Project Background:
Titanium dioxide (TiO2) is a well-known white pigment, often used as an additive in paints due to its low costs. It is also a photocatalyst, active in UV light but not in visible light, leading to the release of reactive oxygen species (ROS). These molecules are toxic to microorganisms, making TiO2 an effective antimicrobial agent. (Chen et al., 2022; Schutte-Smith et al., 2023)
It is known that pathogens are capable of surviving on surfaces for long periods of time (Porter et al., 2024). This increases the risk of transmission of infections, which is particularly relevant in healthcare settings, i.e. hospitals, elderly care homes, etc. The use of antimicrobial paints could reduce the microbial burden on surfaces and thus contribute to a reduction in the transmission of infections (Jose et al., 2023; Otter et al., 2013; Yong and Calautit, 2023).
In this context, an innovative photocatalytic pigment, called Q-FIELD?, has been developed based on modified TiO2. The chemical modifications shift the spectrum of catalytic activity from UV to visible light (Bucuresteanu et al., 2022; Neacsu et al., 2024).
This project aims at studying the antimicrobial efficacy of Q-FIELD?-based paints, called SAFER SPACES? paints, in comparison to normal paints. For this purpose, different bacterial strains will be used to evaulate their survival on painted surfaces over time. Also, different environmental conditions will be applied in the study, for example comparing the efficacy in light or dark conditions. The paints will also be tested in field experiments, to evaluate the effectiveness of SAFER SPACES? paints in a real-life setting. The mechanism of action of Q-FIELD? will be assessed, analysing the production of ROS from the pigment and comparing it to its precursor, titanium dioxide.

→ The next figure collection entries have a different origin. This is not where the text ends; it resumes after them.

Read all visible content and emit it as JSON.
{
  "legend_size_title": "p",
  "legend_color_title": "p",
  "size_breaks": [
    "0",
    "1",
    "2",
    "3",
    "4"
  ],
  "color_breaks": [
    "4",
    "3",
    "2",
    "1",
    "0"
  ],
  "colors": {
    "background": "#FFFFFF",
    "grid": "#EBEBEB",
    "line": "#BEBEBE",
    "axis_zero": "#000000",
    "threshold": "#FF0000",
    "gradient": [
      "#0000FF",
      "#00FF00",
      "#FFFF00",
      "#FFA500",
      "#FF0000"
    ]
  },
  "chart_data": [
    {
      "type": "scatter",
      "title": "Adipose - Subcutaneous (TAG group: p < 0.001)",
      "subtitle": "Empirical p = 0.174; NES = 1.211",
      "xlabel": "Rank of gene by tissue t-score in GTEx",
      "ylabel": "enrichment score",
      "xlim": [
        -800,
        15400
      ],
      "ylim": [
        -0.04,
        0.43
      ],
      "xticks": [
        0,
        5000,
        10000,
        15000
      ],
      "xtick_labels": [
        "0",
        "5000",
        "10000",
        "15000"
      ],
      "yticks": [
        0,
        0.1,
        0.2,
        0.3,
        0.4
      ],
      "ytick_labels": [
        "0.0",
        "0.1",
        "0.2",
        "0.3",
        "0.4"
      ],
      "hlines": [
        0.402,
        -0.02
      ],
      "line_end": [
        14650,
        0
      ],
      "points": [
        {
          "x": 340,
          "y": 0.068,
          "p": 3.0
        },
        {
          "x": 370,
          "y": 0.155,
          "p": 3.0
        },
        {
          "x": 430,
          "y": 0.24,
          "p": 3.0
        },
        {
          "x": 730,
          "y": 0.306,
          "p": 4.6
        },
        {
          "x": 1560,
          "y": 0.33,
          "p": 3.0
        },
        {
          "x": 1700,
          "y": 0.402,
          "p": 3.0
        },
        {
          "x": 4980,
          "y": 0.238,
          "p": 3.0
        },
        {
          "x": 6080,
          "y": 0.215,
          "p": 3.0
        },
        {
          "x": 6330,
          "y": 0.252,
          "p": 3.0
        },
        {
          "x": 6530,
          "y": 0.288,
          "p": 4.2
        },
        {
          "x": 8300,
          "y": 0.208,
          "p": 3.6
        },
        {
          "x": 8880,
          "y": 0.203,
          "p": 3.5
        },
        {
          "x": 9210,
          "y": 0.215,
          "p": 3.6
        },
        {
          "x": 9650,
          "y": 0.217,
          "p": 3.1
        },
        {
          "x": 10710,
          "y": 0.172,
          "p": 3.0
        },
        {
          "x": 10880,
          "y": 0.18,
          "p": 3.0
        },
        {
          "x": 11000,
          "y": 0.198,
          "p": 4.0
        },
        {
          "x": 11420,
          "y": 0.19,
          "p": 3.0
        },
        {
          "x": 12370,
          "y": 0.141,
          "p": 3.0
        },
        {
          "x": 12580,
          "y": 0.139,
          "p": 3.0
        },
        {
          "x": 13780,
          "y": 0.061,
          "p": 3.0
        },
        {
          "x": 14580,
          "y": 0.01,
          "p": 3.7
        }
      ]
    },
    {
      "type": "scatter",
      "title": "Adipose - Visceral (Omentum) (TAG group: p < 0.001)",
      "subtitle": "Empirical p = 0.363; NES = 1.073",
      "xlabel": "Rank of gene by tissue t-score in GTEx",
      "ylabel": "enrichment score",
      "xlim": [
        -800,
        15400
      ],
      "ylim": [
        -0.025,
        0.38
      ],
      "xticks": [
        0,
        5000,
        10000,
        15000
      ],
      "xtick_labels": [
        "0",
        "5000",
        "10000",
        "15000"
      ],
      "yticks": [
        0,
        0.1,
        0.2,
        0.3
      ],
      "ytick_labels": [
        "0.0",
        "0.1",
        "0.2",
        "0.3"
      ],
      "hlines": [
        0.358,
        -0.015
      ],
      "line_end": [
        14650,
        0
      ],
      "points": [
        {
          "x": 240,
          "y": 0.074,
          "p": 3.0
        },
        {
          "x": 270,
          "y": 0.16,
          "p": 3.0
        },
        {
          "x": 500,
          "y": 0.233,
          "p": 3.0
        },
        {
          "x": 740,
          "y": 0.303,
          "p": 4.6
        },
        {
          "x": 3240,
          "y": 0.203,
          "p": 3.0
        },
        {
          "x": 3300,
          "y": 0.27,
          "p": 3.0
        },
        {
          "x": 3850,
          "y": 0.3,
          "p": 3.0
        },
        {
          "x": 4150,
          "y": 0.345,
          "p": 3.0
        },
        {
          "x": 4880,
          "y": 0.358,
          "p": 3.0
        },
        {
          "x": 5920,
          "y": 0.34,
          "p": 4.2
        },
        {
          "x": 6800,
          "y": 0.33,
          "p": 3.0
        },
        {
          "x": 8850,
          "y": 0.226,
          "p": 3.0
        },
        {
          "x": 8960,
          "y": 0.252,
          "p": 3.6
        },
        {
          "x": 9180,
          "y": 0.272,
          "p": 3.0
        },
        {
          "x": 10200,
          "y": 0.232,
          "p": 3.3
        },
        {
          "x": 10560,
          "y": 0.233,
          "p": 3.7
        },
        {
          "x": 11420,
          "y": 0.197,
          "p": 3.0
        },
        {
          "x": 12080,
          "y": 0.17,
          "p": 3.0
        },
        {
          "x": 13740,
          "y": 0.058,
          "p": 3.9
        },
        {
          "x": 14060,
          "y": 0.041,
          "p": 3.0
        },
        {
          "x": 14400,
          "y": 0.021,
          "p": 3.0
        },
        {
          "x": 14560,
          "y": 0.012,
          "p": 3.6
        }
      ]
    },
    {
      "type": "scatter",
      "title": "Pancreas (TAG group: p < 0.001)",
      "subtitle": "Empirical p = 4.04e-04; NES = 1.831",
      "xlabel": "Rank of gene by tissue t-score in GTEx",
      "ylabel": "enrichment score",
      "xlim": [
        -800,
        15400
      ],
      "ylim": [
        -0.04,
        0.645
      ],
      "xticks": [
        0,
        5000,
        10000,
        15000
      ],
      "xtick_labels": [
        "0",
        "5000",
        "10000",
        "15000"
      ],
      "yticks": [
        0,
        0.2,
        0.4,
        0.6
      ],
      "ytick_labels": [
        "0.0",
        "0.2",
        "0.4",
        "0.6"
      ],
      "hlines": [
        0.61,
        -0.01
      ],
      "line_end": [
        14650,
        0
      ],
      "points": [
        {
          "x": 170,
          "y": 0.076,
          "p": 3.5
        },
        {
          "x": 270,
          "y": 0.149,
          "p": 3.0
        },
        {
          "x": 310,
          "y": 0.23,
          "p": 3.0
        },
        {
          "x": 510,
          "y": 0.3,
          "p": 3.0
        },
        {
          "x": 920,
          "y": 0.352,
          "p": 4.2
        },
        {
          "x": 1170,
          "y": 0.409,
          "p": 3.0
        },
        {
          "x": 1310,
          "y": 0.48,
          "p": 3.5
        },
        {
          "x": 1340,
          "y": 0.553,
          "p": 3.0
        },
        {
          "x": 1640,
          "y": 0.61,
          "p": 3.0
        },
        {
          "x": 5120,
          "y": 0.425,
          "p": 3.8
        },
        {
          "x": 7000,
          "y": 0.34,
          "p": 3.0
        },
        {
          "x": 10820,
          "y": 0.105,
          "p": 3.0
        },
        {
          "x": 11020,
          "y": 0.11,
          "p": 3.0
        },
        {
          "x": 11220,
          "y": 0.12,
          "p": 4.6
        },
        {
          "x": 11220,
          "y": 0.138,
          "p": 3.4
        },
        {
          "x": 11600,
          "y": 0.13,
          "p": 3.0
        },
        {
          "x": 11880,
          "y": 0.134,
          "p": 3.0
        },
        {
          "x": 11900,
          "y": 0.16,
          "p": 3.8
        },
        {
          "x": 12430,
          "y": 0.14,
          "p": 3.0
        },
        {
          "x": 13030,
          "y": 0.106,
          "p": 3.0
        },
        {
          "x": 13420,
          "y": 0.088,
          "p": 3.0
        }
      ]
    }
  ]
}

This project is a collaboration with a private company, Spectrum Blue AS, that holds the patent for Q-FIELD?. The research is publicly funded by the Research Council of Norway in the Industrial PhD scheme (grant nr. 354168).
Methods:
Microbiology – bacterial growth on surfaces/biofilm formation
ROS detection methods
Surface analysis (Electron Microscopy and other methods)